Para os profissionais também há modificações. A contratação de trabalhadores se dá de acordo com a Consolidação das Leis do Trabalho (CLT), abrindo possibilidade de contratação por favorecimento, de cunho político e campanhista, além da criação de disparidades salariais entre os diferentes profissionais contratados. Outra prática comum nesse tipo de gerência é a terceirização dos profissionais, que gera, como já observamos em outros setores, a precarização das condições de trabalho e a redução dos benefícios trabalhistas.

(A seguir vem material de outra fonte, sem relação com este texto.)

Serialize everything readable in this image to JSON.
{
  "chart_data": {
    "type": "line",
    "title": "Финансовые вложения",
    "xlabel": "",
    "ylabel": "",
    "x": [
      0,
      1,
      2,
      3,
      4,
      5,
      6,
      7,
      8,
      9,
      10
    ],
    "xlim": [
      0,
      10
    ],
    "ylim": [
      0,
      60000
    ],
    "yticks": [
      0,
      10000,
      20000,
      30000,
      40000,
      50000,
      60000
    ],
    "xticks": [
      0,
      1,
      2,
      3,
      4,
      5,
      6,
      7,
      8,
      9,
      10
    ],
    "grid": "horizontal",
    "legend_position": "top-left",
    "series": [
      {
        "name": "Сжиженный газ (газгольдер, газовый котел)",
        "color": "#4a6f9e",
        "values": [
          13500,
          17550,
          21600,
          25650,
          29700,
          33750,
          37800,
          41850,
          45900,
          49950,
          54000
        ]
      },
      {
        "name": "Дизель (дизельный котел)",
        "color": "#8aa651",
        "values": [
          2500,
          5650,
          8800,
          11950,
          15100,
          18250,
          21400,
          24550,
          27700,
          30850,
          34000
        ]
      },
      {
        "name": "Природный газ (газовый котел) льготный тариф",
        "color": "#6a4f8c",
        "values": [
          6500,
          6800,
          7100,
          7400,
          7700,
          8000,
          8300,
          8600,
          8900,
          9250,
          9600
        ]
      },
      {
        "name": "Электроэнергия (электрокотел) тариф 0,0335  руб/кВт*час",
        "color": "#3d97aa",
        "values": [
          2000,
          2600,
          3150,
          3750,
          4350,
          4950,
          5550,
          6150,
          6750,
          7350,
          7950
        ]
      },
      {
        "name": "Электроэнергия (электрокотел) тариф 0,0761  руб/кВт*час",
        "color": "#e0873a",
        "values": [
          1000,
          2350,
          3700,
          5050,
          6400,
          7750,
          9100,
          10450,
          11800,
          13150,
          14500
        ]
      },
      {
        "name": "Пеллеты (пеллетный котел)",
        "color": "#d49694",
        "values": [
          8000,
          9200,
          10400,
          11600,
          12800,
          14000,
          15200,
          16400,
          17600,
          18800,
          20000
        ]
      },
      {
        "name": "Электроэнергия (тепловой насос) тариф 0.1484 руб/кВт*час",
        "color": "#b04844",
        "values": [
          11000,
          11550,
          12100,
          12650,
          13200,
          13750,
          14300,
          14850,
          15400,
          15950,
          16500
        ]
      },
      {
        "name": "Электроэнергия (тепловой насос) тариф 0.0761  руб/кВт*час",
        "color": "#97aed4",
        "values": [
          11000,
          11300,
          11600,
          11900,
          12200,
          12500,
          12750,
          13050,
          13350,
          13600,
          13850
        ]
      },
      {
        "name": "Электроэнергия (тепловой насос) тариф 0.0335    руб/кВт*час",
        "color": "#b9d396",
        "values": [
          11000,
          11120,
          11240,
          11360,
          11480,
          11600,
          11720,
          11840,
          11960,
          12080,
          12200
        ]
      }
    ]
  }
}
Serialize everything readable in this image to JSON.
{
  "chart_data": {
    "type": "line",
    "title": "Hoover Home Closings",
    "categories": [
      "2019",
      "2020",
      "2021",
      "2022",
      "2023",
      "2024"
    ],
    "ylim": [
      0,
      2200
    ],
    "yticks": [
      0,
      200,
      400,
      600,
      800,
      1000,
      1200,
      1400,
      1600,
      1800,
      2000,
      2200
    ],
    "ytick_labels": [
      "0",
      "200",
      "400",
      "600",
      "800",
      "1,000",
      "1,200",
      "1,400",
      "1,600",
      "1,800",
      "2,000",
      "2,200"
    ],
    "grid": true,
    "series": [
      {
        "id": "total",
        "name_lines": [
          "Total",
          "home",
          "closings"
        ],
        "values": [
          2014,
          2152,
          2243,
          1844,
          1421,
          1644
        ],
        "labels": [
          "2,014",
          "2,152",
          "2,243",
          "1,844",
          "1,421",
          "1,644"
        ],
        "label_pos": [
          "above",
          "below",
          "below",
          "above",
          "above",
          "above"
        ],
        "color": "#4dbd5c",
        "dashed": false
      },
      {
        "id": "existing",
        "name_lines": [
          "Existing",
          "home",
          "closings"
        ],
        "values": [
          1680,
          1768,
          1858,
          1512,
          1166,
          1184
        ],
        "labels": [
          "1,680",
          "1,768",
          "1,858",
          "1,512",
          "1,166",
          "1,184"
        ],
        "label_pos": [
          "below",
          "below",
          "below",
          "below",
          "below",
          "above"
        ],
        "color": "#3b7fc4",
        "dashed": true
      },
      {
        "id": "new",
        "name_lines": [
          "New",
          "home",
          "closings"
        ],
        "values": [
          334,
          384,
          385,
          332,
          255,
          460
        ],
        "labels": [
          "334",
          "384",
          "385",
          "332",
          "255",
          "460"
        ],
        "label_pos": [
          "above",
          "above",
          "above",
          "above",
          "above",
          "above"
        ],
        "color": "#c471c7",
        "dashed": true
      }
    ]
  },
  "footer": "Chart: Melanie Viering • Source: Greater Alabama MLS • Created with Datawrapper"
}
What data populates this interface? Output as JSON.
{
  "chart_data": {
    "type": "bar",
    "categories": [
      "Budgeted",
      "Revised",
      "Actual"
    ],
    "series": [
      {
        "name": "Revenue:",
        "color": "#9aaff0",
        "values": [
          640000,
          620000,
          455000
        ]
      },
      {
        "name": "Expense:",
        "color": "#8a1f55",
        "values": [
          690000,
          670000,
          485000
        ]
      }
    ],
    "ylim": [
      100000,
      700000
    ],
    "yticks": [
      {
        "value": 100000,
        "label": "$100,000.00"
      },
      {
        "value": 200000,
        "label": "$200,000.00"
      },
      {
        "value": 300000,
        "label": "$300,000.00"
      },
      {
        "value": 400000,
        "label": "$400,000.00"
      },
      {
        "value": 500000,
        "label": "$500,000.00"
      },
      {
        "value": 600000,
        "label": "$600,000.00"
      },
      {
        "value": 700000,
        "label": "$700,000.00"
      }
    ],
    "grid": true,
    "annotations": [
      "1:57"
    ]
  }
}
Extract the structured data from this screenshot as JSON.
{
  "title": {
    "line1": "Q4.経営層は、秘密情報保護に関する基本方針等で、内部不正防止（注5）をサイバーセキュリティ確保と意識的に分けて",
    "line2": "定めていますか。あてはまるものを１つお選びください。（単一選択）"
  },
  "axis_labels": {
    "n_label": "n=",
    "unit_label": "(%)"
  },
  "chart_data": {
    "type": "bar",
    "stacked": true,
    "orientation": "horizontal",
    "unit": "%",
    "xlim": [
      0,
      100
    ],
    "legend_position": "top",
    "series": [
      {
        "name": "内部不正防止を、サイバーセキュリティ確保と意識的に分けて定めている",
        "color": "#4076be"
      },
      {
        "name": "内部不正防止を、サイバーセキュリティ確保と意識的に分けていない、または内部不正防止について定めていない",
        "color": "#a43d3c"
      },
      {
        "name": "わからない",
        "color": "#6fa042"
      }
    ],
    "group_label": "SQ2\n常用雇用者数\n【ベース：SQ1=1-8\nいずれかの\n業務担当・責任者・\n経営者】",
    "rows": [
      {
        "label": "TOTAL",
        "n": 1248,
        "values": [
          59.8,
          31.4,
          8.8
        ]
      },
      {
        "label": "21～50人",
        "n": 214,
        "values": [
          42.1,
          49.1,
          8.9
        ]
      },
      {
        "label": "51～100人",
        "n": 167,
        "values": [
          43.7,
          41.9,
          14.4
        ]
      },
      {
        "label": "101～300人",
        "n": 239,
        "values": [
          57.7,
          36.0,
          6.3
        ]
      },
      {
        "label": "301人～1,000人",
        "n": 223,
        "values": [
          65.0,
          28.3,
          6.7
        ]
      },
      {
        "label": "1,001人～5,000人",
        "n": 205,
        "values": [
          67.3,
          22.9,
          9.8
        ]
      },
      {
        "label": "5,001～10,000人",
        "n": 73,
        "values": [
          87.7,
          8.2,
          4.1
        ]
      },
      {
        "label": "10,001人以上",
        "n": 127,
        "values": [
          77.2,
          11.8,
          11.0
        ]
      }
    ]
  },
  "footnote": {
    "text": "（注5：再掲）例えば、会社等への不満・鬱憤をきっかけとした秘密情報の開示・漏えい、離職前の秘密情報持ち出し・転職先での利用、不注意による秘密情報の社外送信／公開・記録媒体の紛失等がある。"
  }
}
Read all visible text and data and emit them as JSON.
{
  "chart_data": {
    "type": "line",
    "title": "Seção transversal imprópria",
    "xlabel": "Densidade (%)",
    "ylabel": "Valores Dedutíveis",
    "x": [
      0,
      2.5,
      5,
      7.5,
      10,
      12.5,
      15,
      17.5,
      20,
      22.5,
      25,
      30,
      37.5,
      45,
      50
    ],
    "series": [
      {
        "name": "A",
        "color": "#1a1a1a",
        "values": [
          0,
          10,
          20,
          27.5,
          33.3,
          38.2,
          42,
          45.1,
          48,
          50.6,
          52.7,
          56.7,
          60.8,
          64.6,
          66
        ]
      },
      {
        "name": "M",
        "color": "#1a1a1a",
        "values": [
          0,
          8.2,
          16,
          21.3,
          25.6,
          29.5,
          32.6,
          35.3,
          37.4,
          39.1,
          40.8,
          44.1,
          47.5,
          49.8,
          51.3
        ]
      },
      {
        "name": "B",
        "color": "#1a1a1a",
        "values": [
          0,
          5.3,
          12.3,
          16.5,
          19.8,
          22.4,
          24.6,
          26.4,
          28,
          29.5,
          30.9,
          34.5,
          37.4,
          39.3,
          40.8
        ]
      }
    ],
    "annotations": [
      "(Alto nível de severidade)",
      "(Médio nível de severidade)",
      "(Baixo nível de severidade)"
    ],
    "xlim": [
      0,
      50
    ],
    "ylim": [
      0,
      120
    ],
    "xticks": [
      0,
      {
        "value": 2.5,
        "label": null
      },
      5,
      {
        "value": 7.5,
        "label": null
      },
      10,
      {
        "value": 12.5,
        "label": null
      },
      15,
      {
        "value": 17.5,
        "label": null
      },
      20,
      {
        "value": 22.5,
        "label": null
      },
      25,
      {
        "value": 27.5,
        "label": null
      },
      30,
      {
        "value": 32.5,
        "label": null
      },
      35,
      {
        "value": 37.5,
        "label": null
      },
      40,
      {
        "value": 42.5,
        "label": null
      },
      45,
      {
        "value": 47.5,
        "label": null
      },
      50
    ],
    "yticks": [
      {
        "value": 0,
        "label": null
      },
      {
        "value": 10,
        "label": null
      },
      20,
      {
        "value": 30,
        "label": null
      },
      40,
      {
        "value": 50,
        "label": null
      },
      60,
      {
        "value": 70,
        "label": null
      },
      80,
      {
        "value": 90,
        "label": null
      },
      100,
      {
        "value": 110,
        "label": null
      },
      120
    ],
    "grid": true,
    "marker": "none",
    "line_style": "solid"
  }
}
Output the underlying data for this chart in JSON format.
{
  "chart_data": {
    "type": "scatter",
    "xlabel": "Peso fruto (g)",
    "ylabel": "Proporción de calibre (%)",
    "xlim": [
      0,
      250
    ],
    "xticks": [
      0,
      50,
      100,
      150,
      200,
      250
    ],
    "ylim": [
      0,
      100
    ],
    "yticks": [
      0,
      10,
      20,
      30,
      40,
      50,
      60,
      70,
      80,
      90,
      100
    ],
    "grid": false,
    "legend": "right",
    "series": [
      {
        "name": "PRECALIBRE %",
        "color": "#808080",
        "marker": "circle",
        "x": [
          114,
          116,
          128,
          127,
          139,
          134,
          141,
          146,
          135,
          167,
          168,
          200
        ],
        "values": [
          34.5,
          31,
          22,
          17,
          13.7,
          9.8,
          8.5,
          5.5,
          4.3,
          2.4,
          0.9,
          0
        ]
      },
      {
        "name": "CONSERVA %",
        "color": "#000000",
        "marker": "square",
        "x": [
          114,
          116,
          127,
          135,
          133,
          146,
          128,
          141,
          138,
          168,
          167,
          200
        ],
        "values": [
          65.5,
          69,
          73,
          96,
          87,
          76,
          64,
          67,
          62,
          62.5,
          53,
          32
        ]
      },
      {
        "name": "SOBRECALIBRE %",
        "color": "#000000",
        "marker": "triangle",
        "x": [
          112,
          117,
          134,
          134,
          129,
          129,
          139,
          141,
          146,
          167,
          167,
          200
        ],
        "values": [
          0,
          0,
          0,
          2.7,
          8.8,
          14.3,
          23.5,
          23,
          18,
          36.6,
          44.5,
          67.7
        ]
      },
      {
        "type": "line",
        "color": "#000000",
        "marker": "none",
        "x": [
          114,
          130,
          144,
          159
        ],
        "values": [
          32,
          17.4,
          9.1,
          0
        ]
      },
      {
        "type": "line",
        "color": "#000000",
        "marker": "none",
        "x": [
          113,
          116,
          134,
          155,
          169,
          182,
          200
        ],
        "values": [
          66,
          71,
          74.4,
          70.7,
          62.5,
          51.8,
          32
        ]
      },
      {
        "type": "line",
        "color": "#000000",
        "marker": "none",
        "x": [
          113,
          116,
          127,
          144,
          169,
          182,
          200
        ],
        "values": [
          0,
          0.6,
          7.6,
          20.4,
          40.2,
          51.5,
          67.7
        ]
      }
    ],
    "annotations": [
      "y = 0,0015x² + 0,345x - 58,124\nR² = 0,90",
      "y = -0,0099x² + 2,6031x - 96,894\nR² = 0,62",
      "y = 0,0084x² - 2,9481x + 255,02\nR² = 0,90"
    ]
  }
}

Para as Universidades, a Ebserh representa a perda da autonomia para gerenciar seus hospitais-escola, além da quebra da tríade ensino-pesquisa-extensão, já que os serviços hospitalares ficarão a cargo de uma empresa externa, que não será obrigada a financiar pesquisas.

A contratação de empresas privadas para gerência de setores e serviços públicos caracteriza nada mais que a privatização desses serviços, tirando do Estado sua responsabilidade constitucional. Retira dos profissionais de saúde vários direitos conquistados, encerrando-se inclusive a abertura de concursos públicos e restringindo os serviços a contratos temporários. Também retira da população sua participação reguladora, instituída pela Constituição Federal e reforçada nas chamadas leis orgânicas da saúde, exercida principalmente através dos Conselhos de Saúde. Em resumo, trata-se de um retrocesso tanto para a saúde, quanto para a educação.